Boosting Confidence with Vocabulary Collages

  • September 15, 2016
  • Bilingual Therapies

vocabulary collageChildren who struggle with speech and language skills may be intimidated with learning new vocabulary. To assist with this, it’s crucial to be creative and actively engage students. Vocabulary collages are a nice way to do this and it’s flexible to work with many age levels. Collages may also be done in a variety of ways depending on the current skills being worked on for children. Older students may need collages with synonyms of vocabulary words that are being worked on in class. Younger children may be focusing on adding words that have specific start sounds that address articulation goals.

Before you get started, you will need some supplies to use within your sessions. These include construction paper, crayons/markers/colored pencils, scissors, old magazines, and ads from old newspapers. Contact people that you know and send home a note to parents asking them for magazines, toy catalogs, newspapers, ads, and travel brochures that they no longer need. Be sure to look through whatever you gather to make sure that they are appropriate to use with children. Some magazines may have ads that could be pulled out and then used without a problem.

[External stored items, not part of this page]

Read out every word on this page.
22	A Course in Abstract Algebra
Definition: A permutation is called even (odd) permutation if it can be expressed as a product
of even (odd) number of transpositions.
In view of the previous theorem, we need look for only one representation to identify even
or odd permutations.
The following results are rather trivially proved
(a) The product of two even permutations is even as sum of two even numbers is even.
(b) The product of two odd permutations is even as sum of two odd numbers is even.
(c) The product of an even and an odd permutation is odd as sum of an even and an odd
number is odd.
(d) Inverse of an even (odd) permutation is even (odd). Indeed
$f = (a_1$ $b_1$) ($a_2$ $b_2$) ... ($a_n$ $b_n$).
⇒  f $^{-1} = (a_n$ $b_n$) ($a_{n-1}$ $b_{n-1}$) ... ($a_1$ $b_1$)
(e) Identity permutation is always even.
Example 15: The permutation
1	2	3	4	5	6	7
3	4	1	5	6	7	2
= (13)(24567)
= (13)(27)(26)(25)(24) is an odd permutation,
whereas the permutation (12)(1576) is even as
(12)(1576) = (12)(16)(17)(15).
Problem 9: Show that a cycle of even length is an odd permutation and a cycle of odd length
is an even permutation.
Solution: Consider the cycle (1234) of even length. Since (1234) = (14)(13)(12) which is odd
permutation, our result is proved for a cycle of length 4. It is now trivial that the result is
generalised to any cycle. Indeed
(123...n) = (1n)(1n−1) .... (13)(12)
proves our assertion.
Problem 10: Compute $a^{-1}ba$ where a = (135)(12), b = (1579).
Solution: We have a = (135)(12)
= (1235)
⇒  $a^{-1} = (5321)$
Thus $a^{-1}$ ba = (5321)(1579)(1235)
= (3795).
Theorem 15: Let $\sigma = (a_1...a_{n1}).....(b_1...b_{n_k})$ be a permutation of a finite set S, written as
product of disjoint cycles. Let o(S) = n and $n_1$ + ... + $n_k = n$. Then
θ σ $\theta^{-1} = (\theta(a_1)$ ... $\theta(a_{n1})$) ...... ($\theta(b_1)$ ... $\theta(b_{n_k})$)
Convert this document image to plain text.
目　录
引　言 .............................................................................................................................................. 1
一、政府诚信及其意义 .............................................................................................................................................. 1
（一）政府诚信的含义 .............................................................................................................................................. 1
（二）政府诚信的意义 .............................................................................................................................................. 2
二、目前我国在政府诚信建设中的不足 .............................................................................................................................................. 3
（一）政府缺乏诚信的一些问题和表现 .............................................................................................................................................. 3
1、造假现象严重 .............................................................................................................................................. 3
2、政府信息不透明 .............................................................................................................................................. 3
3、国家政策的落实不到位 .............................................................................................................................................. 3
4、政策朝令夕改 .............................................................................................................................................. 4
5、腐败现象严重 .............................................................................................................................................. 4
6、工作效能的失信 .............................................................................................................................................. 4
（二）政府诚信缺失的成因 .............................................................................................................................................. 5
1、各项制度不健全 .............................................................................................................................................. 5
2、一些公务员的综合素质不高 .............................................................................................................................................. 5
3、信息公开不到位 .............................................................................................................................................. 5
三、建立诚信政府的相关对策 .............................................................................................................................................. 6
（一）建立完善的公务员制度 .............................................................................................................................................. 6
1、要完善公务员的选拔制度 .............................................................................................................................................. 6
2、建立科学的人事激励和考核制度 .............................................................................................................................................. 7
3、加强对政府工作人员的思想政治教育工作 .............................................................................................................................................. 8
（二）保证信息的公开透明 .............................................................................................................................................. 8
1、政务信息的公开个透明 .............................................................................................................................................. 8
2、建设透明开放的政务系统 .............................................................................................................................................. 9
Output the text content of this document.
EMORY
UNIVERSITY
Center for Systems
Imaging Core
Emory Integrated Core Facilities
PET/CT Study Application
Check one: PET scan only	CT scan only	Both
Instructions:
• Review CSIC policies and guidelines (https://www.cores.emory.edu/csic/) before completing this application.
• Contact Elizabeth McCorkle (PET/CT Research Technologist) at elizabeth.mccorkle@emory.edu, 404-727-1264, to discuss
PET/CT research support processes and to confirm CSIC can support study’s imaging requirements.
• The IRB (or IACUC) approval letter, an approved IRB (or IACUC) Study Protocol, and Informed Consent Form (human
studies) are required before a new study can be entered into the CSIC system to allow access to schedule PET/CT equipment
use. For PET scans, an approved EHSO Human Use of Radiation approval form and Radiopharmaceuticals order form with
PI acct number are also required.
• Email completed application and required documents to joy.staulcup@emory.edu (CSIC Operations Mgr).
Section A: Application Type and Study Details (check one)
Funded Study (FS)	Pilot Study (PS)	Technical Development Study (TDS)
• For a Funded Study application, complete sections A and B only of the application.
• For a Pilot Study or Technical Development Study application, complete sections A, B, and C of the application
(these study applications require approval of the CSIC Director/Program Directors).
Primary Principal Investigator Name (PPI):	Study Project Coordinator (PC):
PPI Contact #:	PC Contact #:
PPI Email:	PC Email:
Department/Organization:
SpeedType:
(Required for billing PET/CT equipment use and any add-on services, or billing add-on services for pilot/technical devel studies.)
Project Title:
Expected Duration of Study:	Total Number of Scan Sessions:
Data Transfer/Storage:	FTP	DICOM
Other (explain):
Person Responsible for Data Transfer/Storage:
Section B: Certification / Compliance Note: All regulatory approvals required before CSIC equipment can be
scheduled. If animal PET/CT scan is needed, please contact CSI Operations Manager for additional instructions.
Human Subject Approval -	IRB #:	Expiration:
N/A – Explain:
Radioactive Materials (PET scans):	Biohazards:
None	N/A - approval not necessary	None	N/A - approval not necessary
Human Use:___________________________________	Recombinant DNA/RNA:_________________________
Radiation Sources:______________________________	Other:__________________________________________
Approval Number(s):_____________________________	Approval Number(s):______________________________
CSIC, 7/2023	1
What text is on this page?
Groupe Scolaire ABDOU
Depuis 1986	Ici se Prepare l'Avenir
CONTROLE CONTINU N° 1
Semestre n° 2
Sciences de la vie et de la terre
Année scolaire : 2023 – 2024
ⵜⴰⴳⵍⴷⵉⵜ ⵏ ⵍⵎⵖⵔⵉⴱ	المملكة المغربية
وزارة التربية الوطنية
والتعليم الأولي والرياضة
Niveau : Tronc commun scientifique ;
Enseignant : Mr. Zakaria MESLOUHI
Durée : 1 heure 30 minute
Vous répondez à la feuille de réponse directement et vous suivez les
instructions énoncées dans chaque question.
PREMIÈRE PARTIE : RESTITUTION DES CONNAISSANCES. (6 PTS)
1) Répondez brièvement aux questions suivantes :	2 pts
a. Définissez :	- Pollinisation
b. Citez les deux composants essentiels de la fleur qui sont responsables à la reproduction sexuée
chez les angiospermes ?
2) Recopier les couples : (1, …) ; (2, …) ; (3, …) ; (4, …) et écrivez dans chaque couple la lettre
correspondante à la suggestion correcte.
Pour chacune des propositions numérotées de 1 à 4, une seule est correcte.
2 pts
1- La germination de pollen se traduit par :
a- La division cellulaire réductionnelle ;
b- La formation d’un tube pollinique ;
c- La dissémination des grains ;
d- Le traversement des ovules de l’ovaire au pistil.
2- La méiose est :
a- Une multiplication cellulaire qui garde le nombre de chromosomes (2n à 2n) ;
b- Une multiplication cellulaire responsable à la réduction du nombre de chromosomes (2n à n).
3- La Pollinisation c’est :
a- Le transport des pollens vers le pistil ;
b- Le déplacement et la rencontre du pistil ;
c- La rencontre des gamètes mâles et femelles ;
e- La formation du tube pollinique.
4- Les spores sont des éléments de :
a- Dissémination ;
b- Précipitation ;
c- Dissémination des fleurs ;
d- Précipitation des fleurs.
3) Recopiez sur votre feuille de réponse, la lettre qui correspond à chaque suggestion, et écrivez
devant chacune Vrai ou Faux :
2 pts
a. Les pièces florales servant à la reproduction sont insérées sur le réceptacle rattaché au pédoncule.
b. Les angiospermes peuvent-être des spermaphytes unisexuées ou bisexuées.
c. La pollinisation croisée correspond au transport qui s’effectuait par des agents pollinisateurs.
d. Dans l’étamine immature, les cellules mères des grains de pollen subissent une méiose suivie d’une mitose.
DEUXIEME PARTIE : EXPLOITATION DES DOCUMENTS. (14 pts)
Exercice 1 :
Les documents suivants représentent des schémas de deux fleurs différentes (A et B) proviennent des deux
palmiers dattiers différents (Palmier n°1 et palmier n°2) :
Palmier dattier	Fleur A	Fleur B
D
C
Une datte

When working on collage activities, it is easy to personalize the focus for the individual student goals. One child may be struggling with science vocabulary and need variations or clues to help them with the meaning. Another child may need to work on using different skills like articulation. Multiple collage pages may be put together to make a book that can be laminated to take home for practice. Some possible vocabulary collage ideas include:

  • Items that are a certain color
  • Rhyming words
  • Pictures of synonyms
  • Opposites on the left and right of a page
  • Words that all have the same start sound |f| |st| |cl| or whatever the child is working on

As everyone is working on the collages, talk through the process. What steps are they following? Going over this can help work on words used to describe sequencing steps and boost their confidence talking in groups. Take time to help everyone label items so they will be available when home. It may be helpful to have translations for multilingual learners. Once the collages are finished and everyone has had time to share them, they may be brought home for reinforcement of the skills being addressed. Since they helped to make them, they are more likely to use them when working on speech and language skills.